Il convient de se référer aux écritures des parties pour un plus ample exposé de leurs prétentions et de leurs moyens.

Vu l'ordonnance de clôture en date du 9 mai 2017.

SUR CE

Sur l'étendue du litige

La SARL PID invoque pour la première fois en cause d'appel l'application de l'article L. 442-6, I, 5° du Code de commerce au vu de la notification de rupture adressée le 30 septembre 2013 par la SAEM SHD à la société PID.

Elle argue également et à titre subsidiaire, des dispositions de l'article 1382 du Code civil ainsi qu'elle l'avait fait en première instance.
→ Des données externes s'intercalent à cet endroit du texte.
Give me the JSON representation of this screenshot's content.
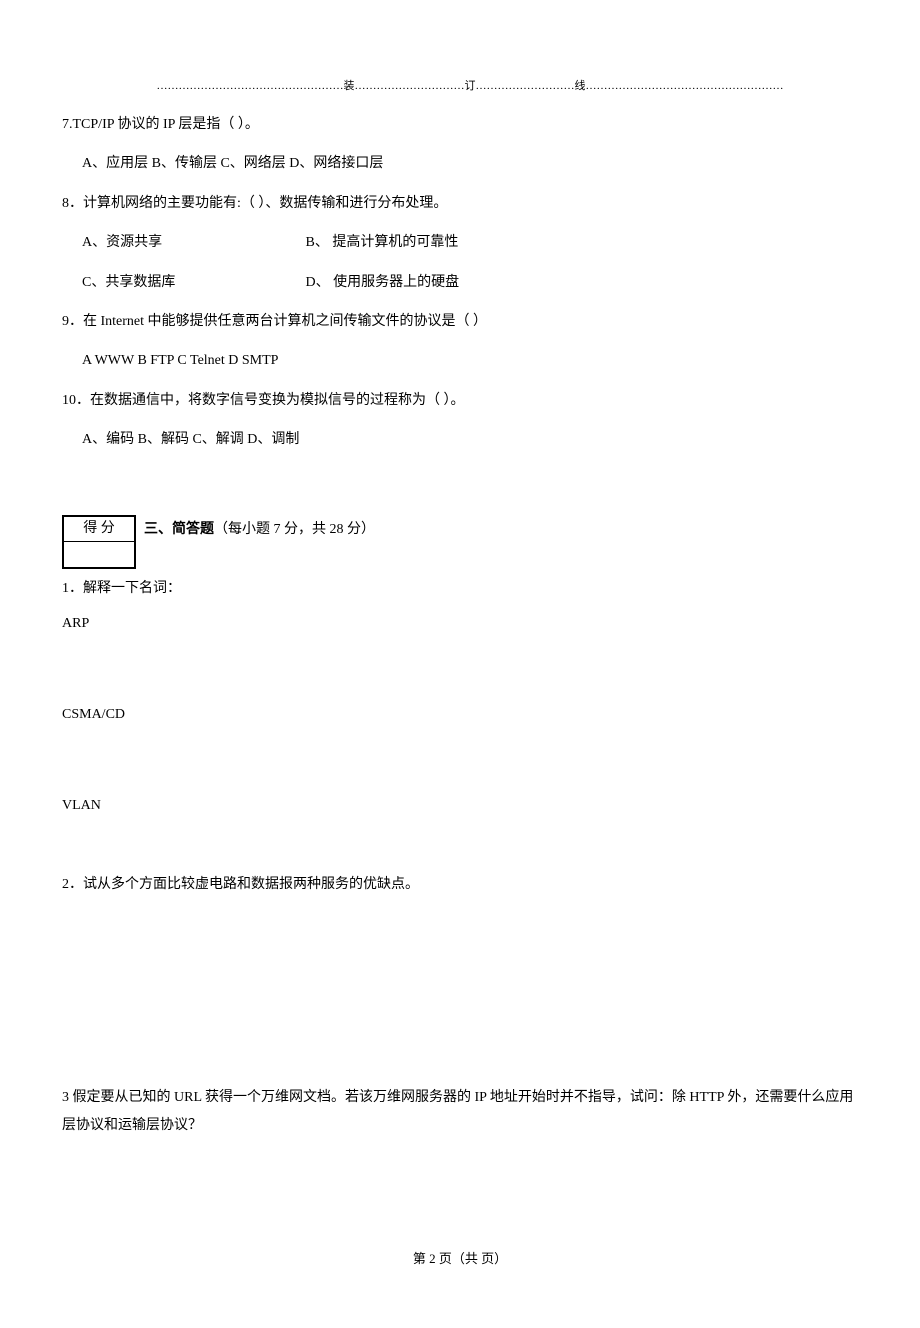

La LRAR adressée à la SAEM SHD à la société PID le 30/09/2013 énonce :

" J'entends par la présente vous faire part de la décision du conseil d'administration du 17 juin 2013 de résilier l'ensemble des contrats conclus entre la SAEM Saint Hilaire Développement et la société Prestige International Diffusion. "

Ce courrier précisait les contrats concernés par cette résiliation :

- non-renouvellement du contrat de partenariat du 02/04/2002 venant à échéance au 01/04/2014

- non-renouvellement du contrat de location d'emplacements à durée déterminée conclu le 29/01/2013 venant à échéance le 31/03/2014

- non-renouvellement du mandat de gestion 2013 pour la location des mobil-homes mis à disposition, conclu le 29/01/2013 cessant de plein droit le 15/10/2013.
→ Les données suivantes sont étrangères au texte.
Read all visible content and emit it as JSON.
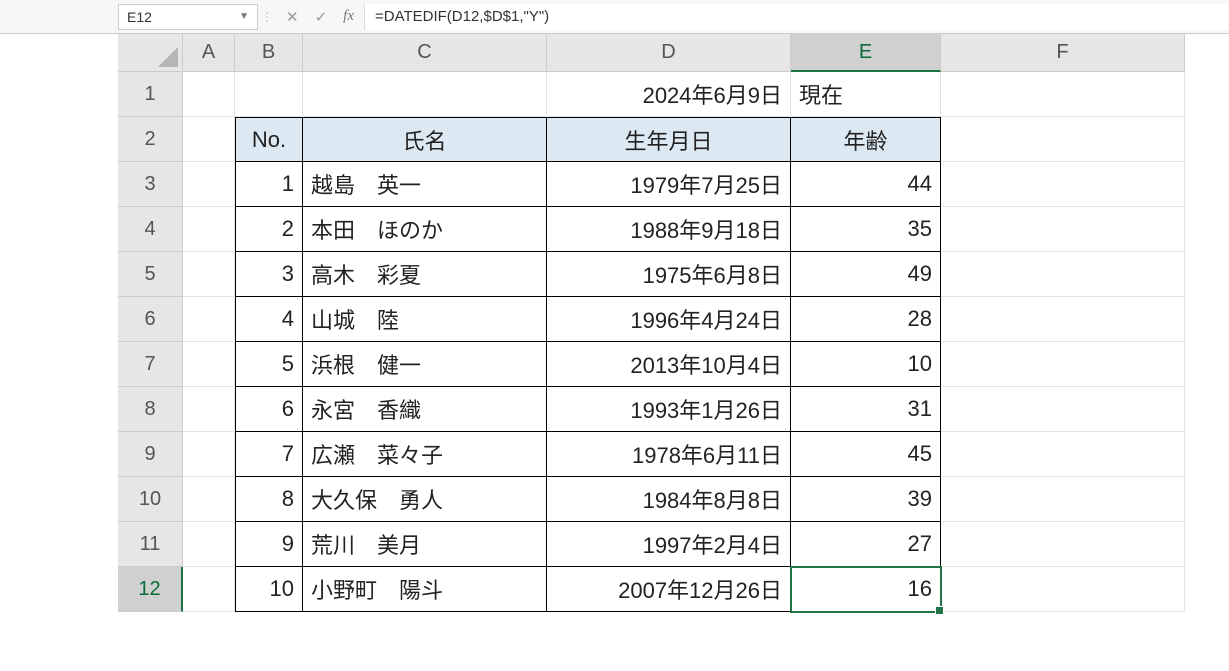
{
  "formula_bar": {
    "cell_ref": "E12",
    "formula": "=DATEDIF(D12,$D$1,\"Y\")"
  },
  "columns": [
    "A",
    "B",
    "C",
    "D",
    "E",
    "F"
  ],
  "rows": [
    "1",
    "2",
    "3",
    "4",
    "5",
    "6",
    "7",
    "8",
    "9",
    "10",
    "11",
    "12"
  ],
  "active_col": "E",
  "active_row": "12",
  "reference_date": "2024年6月9日",
  "reference_label": "現在",
  "table": {
    "headers": {
      "no": "No.",
      "name": "氏名",
      "dob": "生年月日",
      "age": "年齢"
    },
    "rows": [
      {
        "no": "1",
        "name": "越島　英一",
        "dob": "1979年7月25日",
        "age": "44"
      },
      {
        "no": "2",
        "name": "本田　ほのか",
        "dob": "1988年9月18日",
        "age": "35"
      },
      {
        "no": "3",
        "name": "高木　彩夏",
        "dob": "1975年6月8日",
        "age": "49"
      },
      {
        "no": "4",
        "name": "山城　陸",
        "dob": "1996年4月24日",
        "age": "28"
      },
      {
        "no": "5",
        "name": "浜根　健一",
        "dob": "2013年10月4日",
        "age": "10"
      },
      {
        "no": "6",
        "name": "永宮　香織",
        "dob": "1993年1月26日",
        "age": "31"
      },
      {
        "no": "7",
        "name": "広瀬　菜々子",
        "dob": "1978年6月11日",
        "age": "45"
      },
      {
        "no": "8",
        "name": "大久保　勇人",
        "dob": "1984年8月8日",
        "age": "39"
      },
      {
        "no": "9",
        "name": "荒川　美月",
        "dob": "1997年2月4日",
        "age": "27"
      },
      {
        "no": "10",
        "name": "小野町　陽斗",
        "dob": "2007年12月26日",
        "age": "16"
      }
    ]
  }
}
Le contrat de partenariat du 02/04/2002 concerne l'activité d'achat et de vente de mobil-homes et prévoit en outre que la SEM peut acheter pour son propre compte 10 mobil-homes par an à un tarif privilégié (tarif professionnel) et que la société PID peut en faire de même et bénéficier d'un tarif privilégié de location de parcelles (inférieur à 50 % du prix public), la société PID signant un contrat de mise à disposition des mobil-homes au même titre qu'un propriétaire.

> Ce contrat de partenariat est au cœur du litige traité par l'arrêt de la Cour d'appel de Poitiers en date du 29/04/2016. Un pourvoi a été interjeté par la SARL PID et Me Pelletier le 24/08/2016 (pièce 35 appelants).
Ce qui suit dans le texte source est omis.